Fage Lecture 2025: Professor Karin Barber
- Location
- Teaching and Learning Building Lecture Room 1 (LG18), Zoom
- Dates
- Thursday 10 April 2025 (14:00-15:30)
What print made possible in colonial Lagos
A new wave of research on the history of the press in Africa and South Asia has emphasised the need to look at the texts themselves – their format, style and point of view – rather than treating them as transparent sources of information for research on other topics. It has drawn attention to the fact that in British colonial print cultures, English often co-existed and interacted with one or more local print languages, and could act as both irritant and stimulant to new local-language creativity. Against this background, I want to ask what the local producers and readers of print themselves thought print could do. How did linguistic cohabitation in the press relate to their conception of their place in the Empire, and their construction of print as civic space and site of innovation?
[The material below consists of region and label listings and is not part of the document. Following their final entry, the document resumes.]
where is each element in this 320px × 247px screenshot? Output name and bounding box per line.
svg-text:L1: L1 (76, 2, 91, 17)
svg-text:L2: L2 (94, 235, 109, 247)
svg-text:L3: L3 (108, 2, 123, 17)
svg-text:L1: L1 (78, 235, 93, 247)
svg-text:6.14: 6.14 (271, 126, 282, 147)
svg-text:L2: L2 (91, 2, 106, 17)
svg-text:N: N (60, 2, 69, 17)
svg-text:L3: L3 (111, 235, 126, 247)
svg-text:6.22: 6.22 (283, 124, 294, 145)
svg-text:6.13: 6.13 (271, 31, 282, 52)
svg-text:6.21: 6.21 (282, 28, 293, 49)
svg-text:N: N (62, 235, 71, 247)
In 1920s Lagos, political ferment, challenges to the colonial government and competition between the conservative and radical sections of the elite had led to unprecedented press activity, including a new effort to address a potential public that could read Yorùbá but not English. English and Yorùbá were consciously juxtaposed and intertwined. At every level, their parallel co-existence was made evident, and each language quoted or translated key expressions from the other.
Exploration of this dynamic field suggests that participants in the Lagos print sphere were highly alert to the formal potentialities of the medium. The format of the printed page or volume made it possible to juxtapose languages – and by extension poems, personages, topics – in homologous spaces that brought to the surface their equivalence, if not equality. But while the Lagos literati treated English as a public resource, available to anyone who could read it, they maintained that there were deep registers of Yorùbá that could not be translated or appropriated. These conceptions of equivalence and inequality informed their conception of the place of Lagos (and Nigeria) as a distinctive constituent of the Empire alongside other parallel entities. The idea of uniqueness-in-equivalence also informed their idea of the print sphere as an enlightened civic space of their own construction. To them, envisaging such a print sphere and affirming its value was not mere wishful thinking. By writing about it, and into it, they were helping to bring it into being.
About our Fage lecturer
Karin Barber is Emeritus Professor of African Cultural Anthropology at the University of Birmingham and Visiting Professor in Anthropology at the London School of Economics. Her research focuses on Yoruba oral and written genres, and she has also done wider comparative work on popular culture and the anthropology of texts. Her work on Yorùbá oral praise poetry (I Could Speak Until Tomorrow, 1991) and on popular travelling theatre (The Generation of Plays, 2000) has continued to inform her current research on Yorùbá-language print culture. Print Culture and the First Yorùbá Novel (2012) presented a translation and contextual analysis of a key text, an epistolary narrative first serialised in a Yorùbá weekly newspaper. Her new book on Yorùbá print culture in early twentieth-century Lagos, to be published by Ohio University Press, looks in depth at the producers and publics of printed texts and investigates their experiments with language, genre and styles of address in a distinctive political and social context.